Pension Caregiver Credits and the Gender Gap in Old-Age Income

Publication Date

4-4-2024

Grant Type

Early Career Research Award

Description

To understand how caregiver credits can affect the gender gap in pension income, we exploit a 2001 pension insurance reform in Germany that introduced additional caregiver credits for mothers with young children. If the mother is working while the child is between the ages of 3 and 10, the mother’s pension entitlement for this period is increased by 50 percent. This is a sizable increase in pension value; mothers can receive up to a 12% increase, equivalent to a maximum of e 928, in their annual pension benefits.

Using administrative social security data from Germany, we estimate the causal effect of the policy on pre-retirement labor supply and pension contributions of eligible women in a difference in-differences design. Specifically, we compare the outcomes of eligible mothers with children aged 3 to 10 to ineligble mothers with children aged 15 to 25, before and after the introduction of the reform.

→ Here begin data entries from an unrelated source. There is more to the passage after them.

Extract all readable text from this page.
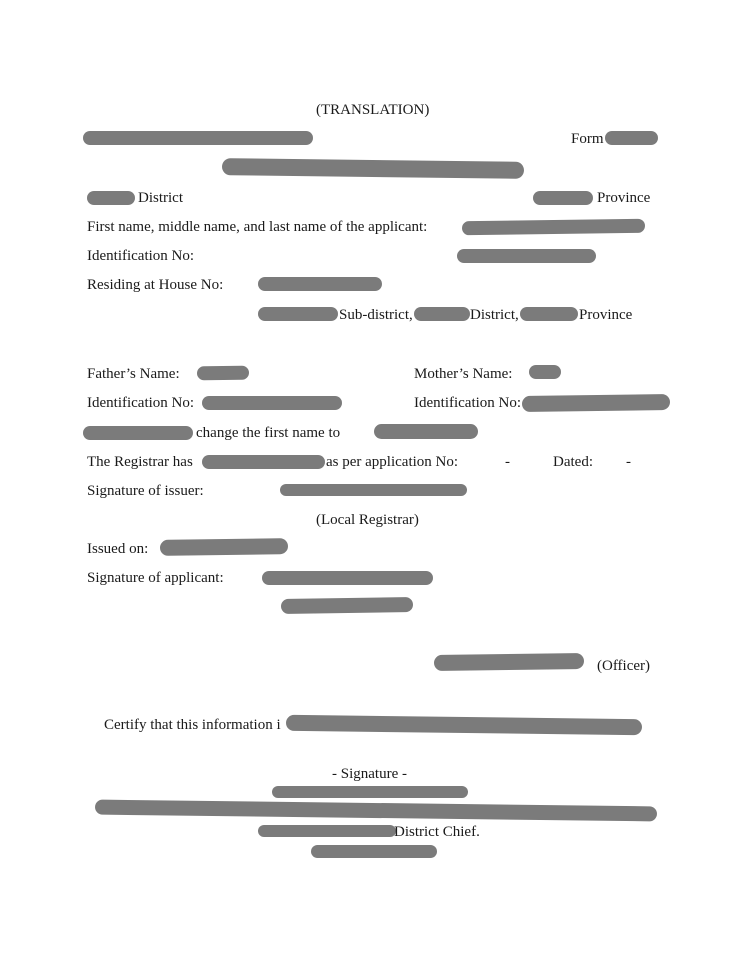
(TRANSLATION)
Form
District	Province
First name, middle name, and last name of the applicant:
Identification No:
Residing at House No:
Sub-district,	District,	Province
Father’s Name:	Mother’s Name:
Identification No:	Identification No:
change the first name to
The Registrar has	as per application No:	-	Dated: -
Signature of issuer:
(Local Registrar)
Issued on:
Signature of applicant:
(Officer)
Certify that this information i
- Signature -
District Chief.
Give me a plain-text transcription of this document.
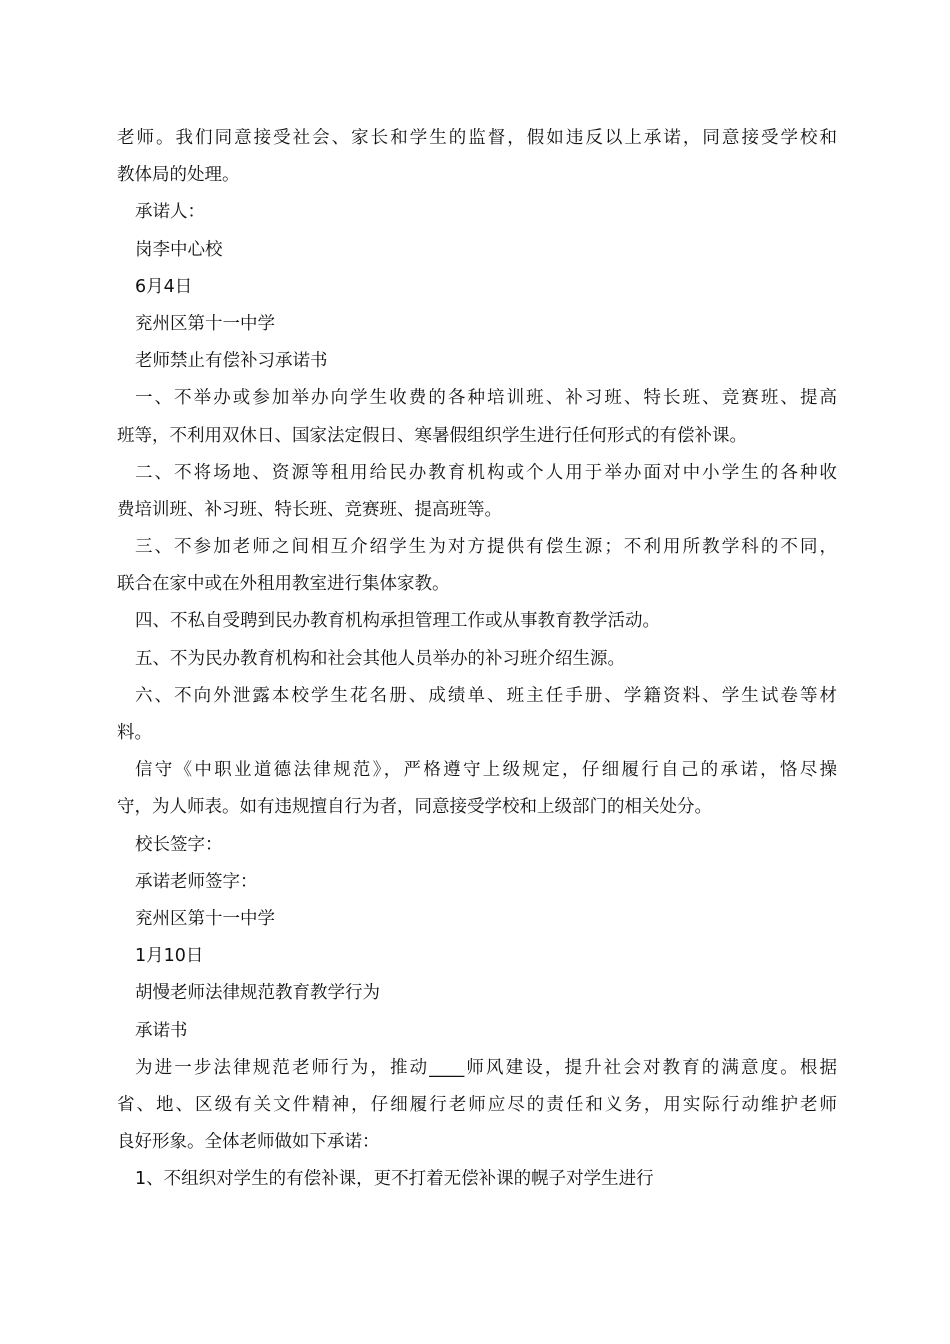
老师。我们同意接受社会、家长和学生的监督，假如违反以上承诺，同意接受学校和
教体局的处理。
承诺人：
岗李中心校
6月4日
兖州区第十一中学
老师禁止有偿补习承诺书
一、不举办或参加举办向学生收费的各种培训班、补习班、特长班、竞赛班、提高
班等，不利用双休日、国家法定假日、寒暑假组织学生进行任何形式的有偿补课。
二、不将场地、资源等租用给民办教育机构或个人用于举办面对中小学生的各种收
费培训班、补习班、特长班、竞赛班、提高班等。
三、不参加老师之间相互介绍学生为对方提供有偿生源；不利用所教学科的不同，
联合在家中或在外租用教室进行集体家教。
四、不私自受聘到民办教育机构承担管理工作或从事教育教学活动。
五、不为民办教育机构和社会其他人员举办的补习班介绍生源。
六、不向外泄露本校学生花名册、成绩单、班主任手册、学籍资料、学生试卷等材
料。
信守《中职业道德法律规范》，严格遵守上级规定，仔细履行自己的承诺，恪尽操
守，为人师表。如有违规擅自行为者，同意接受学校和上级部门的相关处分。
校长签字：
承诺老师签字：
兖州区第十一中学
1月10日
胡慢老师法律规范教育教学行为
承诺书
为进一步法律规范老师行为，推动____师风建设，提升社会对教育的满意度。根据
省、地、区级有关文件精神，仔细履行老师应尽的责任和义务，用实际行动维护老师
良好形象。全体老师做如下承诺：
1、不组织对学生的有偿补课，更不打着无偿补课的幌子对学生进行
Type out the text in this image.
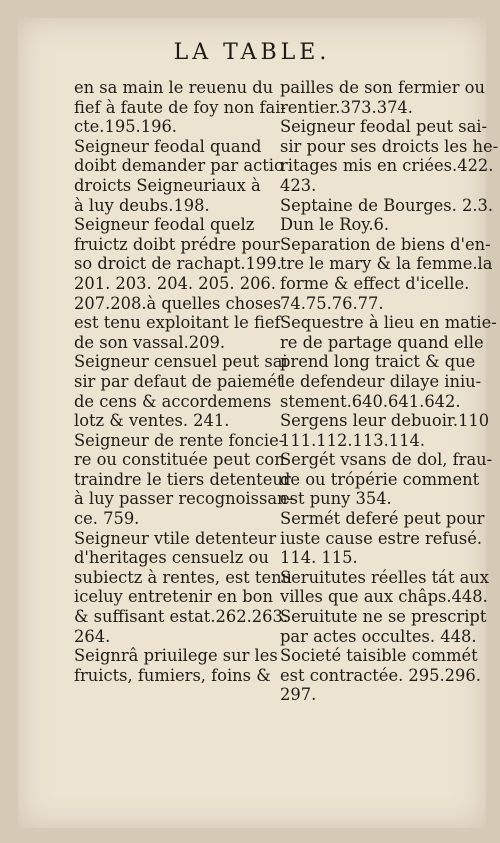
LA TABLE.
en sa main le reuenu du
fief à faute de foy non fai-
cte.195.196.
Seigneur feodal quand
doibt demander par actio
droicts Seigneuriaux à
à luy deubs.198.
Seigneur feodal quelz
fruictz doibt prédre pour
so droict de rachapt.199.
201. 203. 204. 205. 206.
207.208.à quelles choses
est tenu exploitant le fief
de son vassal.209.
Seigneur censuel peut sai
sir par defaut de paiemét
de cens & accordemens
lotz & ventes. 241.
Seigneur de rente foncie-
re ou constituée peut con
traindre le tiers detenteur
à luy passer recognoissan-
ce. 759.
Seigneur vtile detenteur
d'heritages censuelz ou
subiectz à rentes, est tenu
iceluy entretenir en bon
& suffisant estat.262.263.
264.
Seignrâ priuilege sur les
fruicts, fumiers, foins &
pailles de son fermier ou
rentier.373.374.
Seigneur feodal peut sai-
sir pour ses droicts les he-
ritages mis en criées.422.
423.
Septaine de Bourges. 2.3.
Dun le Roy.6.
Separation de biens d'en-
tre le mary & la femme.la
forme & effect d'icelle.
74.75.76.77.
Sequestre à lieu en matie-
re de partage quand elle
prend long traict & que
le defendeur dilaye iniu-
stement.640.641.642.
Sergens leur debuoir.110
111.112.113.114.
Sergét vsans de dol, frau-
de ou trópérie comment
est puny 354.
Sermét deferé peut pour
iuste cause estre refusé.
114. 115.
Seruitutes réelles tát aux
villes que aux châps.448.
Seruitute ne se prescript
par actes occultes. 448.
Societé taisible commét
est contractée. 295.296.
297.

Due to the relative recency of the reform, we cannot directly observe the impact on retirement income. To make progress on this question, we build a dynamic lifecycle model to predict future pension benefits of treated mothers and investigate the welfare implications of this reform and its impact on the gender gap in old age income. Importantly, the model enables us to estimate key labor supply elasticities of mothers. This will allow us to compare the welfare implications of caregiver credits to alternative policies, such as tax subsidies for caregivers.